SAPIEN provides the tools to add self-awareness for optimization to systems that monitor their performance by building models of this performance, then suggesting new configurations likely to improve this performance, continually learning. SAPIEN combines fast, industrial-strength machine learning and optimization implementations.
SAPIEN’s model building component is a proprietary general-purpose decision tree implementation that combines the Hoeffding Trees (Domingos and Hulten) and Random Forests (Breiman) algorithms with Multi-Task Learning (Caruana) and Automatic Model Calibration, yielding a unique and powerful combination of speed, scalability, accuracy, and robustness. SAPIEN’s optimization component is a proprietary model-driven implementation of Extremal Optimization (Boettcher) that supports arbitrary user-defined utility functions as well as hard and soft constraints.

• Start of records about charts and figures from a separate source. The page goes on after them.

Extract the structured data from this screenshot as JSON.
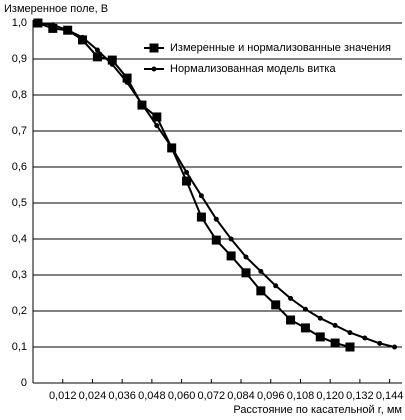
{
  "chart_data": {
    "type": "line",
    "y_axis_title": "Измеренное поле, В",
    "x_axis_title": "Расстояние по касательной r, мм",
    "xlim": [
      0,
      0.149
    ],
    "ylim": [
      0,
      1.0
    ],
    "xticks": [
      {
        "value": 0.012,
        "label": "0,012"
      },
      {
        "value": 0.024,
        "label": "0,024"
      },
      {
        "value": 0.036,
        "label": "0,036"
      },
      {
        "value": 0.048,
        "label": "0,048"
      },
      {
        "value": 0.06,
        "label": "0,060"
      },
      {
        "value": 0.072,
        "label": "0,072"
      },
      {
        "value": 0.084,
        "label": "0,084"
      },
      {
        "value": 0.096,
        "label": "0,096"
      },
      {
        "value": 0.108,
        "label": "0,108"
      },
      {
        "value": 0.12,
        "label": "0,120"
      },
      {
        "value": 0.132,
        "label": "0,132"
      },
      {
        "value": 0.144,
        "label": "0,144"
      }
    ],
    "yticks": [
      0,
      {
        "value": 0.1,
        "label": "0,1"
      },
      {
        "value": 0.2,
        "label": "0,2"
      },
      {
        "value": 0.3,
        "label": "0,3"
      },
      {
        "value": 0.4,
        "label": "0,4"
      },
      {
        "value": 0.5,
        "label": "0,5"
      },
      {
        "value": 0.6,
        "label": "0,6"
      },
      {
        "value": 0.7,
        "label": "0,7"
      },
      {
        "value": 0.8,
        "label": "0,8"
      },
      {
        "value": 0.9,
        "label": "0,9"
      },
      {
        "value": 1.0,
        "label": "1,0"
      }
    ],
    "grid": true,
    "series": [
      {
        "name": "Измеренные и нормализованные значения",
        "color": "#000000",
        "marker": "square",
        "x": [
          0.002,
          0.008,
          0.014,
          0.02,
          0.026,
          0.032,
          0.038,
          0.044,
          0.05,
          0.056,
          0.062,
          0.068,
          0.074,
          0.08,
          0.086,
          0.092,
          0.098,
          0.104,
          0.11,
          0.116,
          0.122,
          0.128
        ],
        "values": [
          1.0,
          0.985,
          0.98,
          0.953,
          0.906,
          0.897,
          0.847,
          0.772,
          0.739,
          0.653,
          0.561,
          0.461,
          0.397,
          0.353,
          0.306,
          0.256,
          0.217,
          0.175,
          0.153,
          0.128,
          0.111,
          0.1
        ]
      },
      {
        "name": "Нормализованная модель витка",
        "color": "#000000",
        "marker": "circle",
        "x": [
          0.002,
          0.008,
          0.014,
          0.02,
          0.026,
          0.032,
          0.038,
          0.044,
          0.05,
          0.056,
          0.062,
          0.068,
          0.074,
          0.08,
          0.086,
          0.092,
          0.098,
          0.104,
          0.11,
          0.116,
          0.122,
          0.128,
          0.134,
          0.14,
          0.146
        ],
        "values": [
          1.0,
          0.995,
          0.98,
          0.96,
          0.925,
          0.885,
          0.835,
          0.775,
          0.715,
          0.655,
          0.585,
          0.52,
          0.455,
          0.4,
          0.35,
          0.31,
          0.27,
          0.235,
          0.205,
          0.18,
          0.16,
          0.14,
          0.125,
          0.11,
          0.1
        ]
      }
    ]
  }
}
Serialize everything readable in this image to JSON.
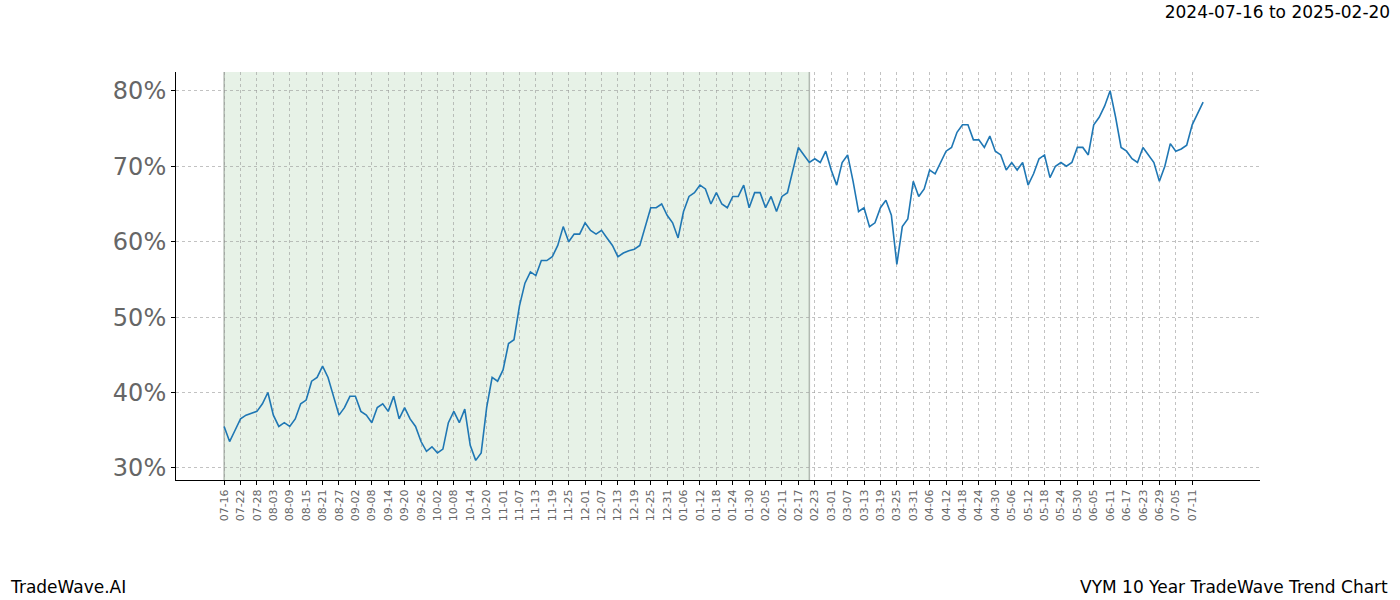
{
  "chart_data": {
    "type": "line",
    "title": "2024-07-16 to 2025-02-20",
    "annotations": [
      "TradeWave.AI",
      "VYM 10 Year TradeWave Trend Chart"
    ],
    "categories": [
      "07-16",
      null,
      null,
      "07-22",
      null,
      null,
      "07-28",
      null,
      null,
      "08-03",
      null,
      null,
      "08-09",
      null,
      null,
      "08-15",
      null,
      null,
      "08-21",
      null,
      null,
      "08-27",
      null,
      null,
      "09-02",
      null,
      null,
      "09-08",
      null,
      null,
      "09-14",
      null,
      null,
      "09-20",
      null,
      null,
      "09-26",
      null,
      null,
      "10-02",
      null,
      null,
      "10-08",
      null,
      null,
      "10-14",
      null,
      null,
      "10-20",
      null,
      null,
      "11-01",
      null,
      null,
      "11-07",
      null,
      null,
      "11-13",
      null,
      null,
      "11-19",
      null,
      null,
      "11-25",
      null,
      null,
      "12-01",
      null,
      null,
      "12-07",
      null,
      null,
      "12-13",
      null,
      null,
      "12-19",
      null,
      null,
      "12-25",
      null,
      null,
      "12-31",
      null,
      null,
      "01-06",
      null,
      null,
      "01-12",
      null,
      null,
      "01-18",
      null,
      null,
      "01-24",
      null,
      null,
      "01-30",
      null,
      null,
      "02-05",
      null,
      null,
      "02-11",
      null,
      null,
      "02-17",
      null,
      null,
      "02-23",
      null,
      null,
      "03-01",
      null,
      null,
      "03-07",
      null,
      null,
      "03-13",
      null,
      null,
      "03-19",
      null,
      null,
      "03-25",
      null,
      null,
      "03-31",
      null,
      null,
      "04-06",
      null,
      null,
      "04-12",
      null,
      null,
      "04-18",
      null,
      null,
      "04-24",
      null,
      null,
      "04-30",
      null,
      null,
      "05-06",
      null,
      null,
      "05-12",
      null,
      null,
      "05-18",
      null,
      null,
      "05-24",
      null,
      null,
      "05-30",
      null,
      null,
      "06-05",
      null,
      null,
      "06-11",
      null,
      null,
      "06-17",
      null,
      null,
      "06-23",
      null,
      null,
      "06-29",
      null,
      null,
      "07-05",
      null,
      null,
      "07-11",
      null,
      null
    ],
    "values": [
      35.5,
      33.5,
      35,
      36.5,
      37,
      37.3,
      37.5,
      38.5,
      40,
      37,
      35.5,
      36,
      35.5,
      36.5,
      38.5,
      39,
      41.5,
      42,
      43.5,
      42,
      39.5,
      37,
      38,
      39.5,
      39.5,
      37.5,
      37,
      36,
      38,
      38.5,
      37.5,
      39.5,
      36.5,
      38,
      36.5,
      35.5,
      33.5,
      32.2,
      32.8,
      32,
      32.5,
      36,
      37.5,
      36,
      37.8,
      33,
      31,
      32,
      38,
      42,
      41.5,
      43,
      46.5,
      47,
      51.5,
      54.5,
      56,
      55.5,
      57.5,
      57.5,
      58,
      59.5,
      62,
      60,
      61,
      61,
      62.5,
      61.5,
      61,
      61.5,
      60.5,
      59.5,
      58,
      58.5,
      58.8,
      59,
      59.5,
      62,
      64.5,
      64.5,
      65,
      63.5,
      62.5,
      60.5,
      64,
      66,
      66.5,
      67.5,
      67,
      65,
      66.5,
      65,
      64.5,
      66,
      66,
      67.5,
      64.5,
      66.5,
      66.5,
      64.5,
      66,
      64,
      66,
      66.5,
      69.5,
      72.5,
      71.5,
      70.5,
      71,
      70.5,
      72,
      69.5,
      67.5,
      70.5,
      71.5,
      68,
      64,
      64.5,
      62,
      62.5,
      64.5,
      65.5,
      63.5,
      57,
      62,
      63,
      68,
      66,
      67,
      69.5,
      69,
      70.5,
      72,
      72.5,
      74.5,
      75.5,
      75.5,
      73.5,
      73.5,
      72.5,
      74,
      72,
      71.5,
      69.5,
      70.5,
      69.5,
      70.5,
      67.5,
      69,
      71,
      71.5,
      68.5,
      70,
      70.5,
      70,
      70.5,
      72.5,
      72.5,
      71.5,
      75.5,
      76.5,
      78,
      80,
      76.5,
      72.5,
      72,
      71,
      70.5,
      72.5,
      71.5,
      70.5,
      68,
      70,
      73,
      72,
      72.3,
      72.8,
      75.5,
      77,
      78.5
    ],
    "color": "#1f77b4",
    "highlight_range": [
      0,
      107
    ],
    "xlim": [
      -8.8,
      189.4
    ],
    "ylim": [
      28.4,
      82.5
    ],
    "yticks": [
      {
        "value": 30,
        "label": "30%"
      },
      {
        "value": 40,
        "label": "40%"
      },
      {
        "value": 50,
        "label": "50%"
      },
      {
        "value": 60,
        "label": "60%"
      },
      {
        "value": 70,
        "label": "70%"
      },
      {
        "value": 80,
        "label": "80%"
      }
    ],
    "grid": true
  }
}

The algorithms used provide a number of qualities desirable to system designers:
- Speed: All SAPIEN algorithms run in linear time and are written in highly optimized Java code for maximum performance
- Scalability: data streams with millions of rows and tens of thousands of columns are handled with ease without needing to fit in main memory
- Multi-task Learning and Optimization: SAPIEN can model and optimize multiple aspects of system performance simultaneously, even when those aspects are non-linearly correlated.
- Anytime Learning and Optimization: The model building and optimization algorithms can be stopped at anytime to produce best-so-far results
- Heterogeneous data support: floating point, integer, and string data can intermix freely with no normalization or preprocessing required.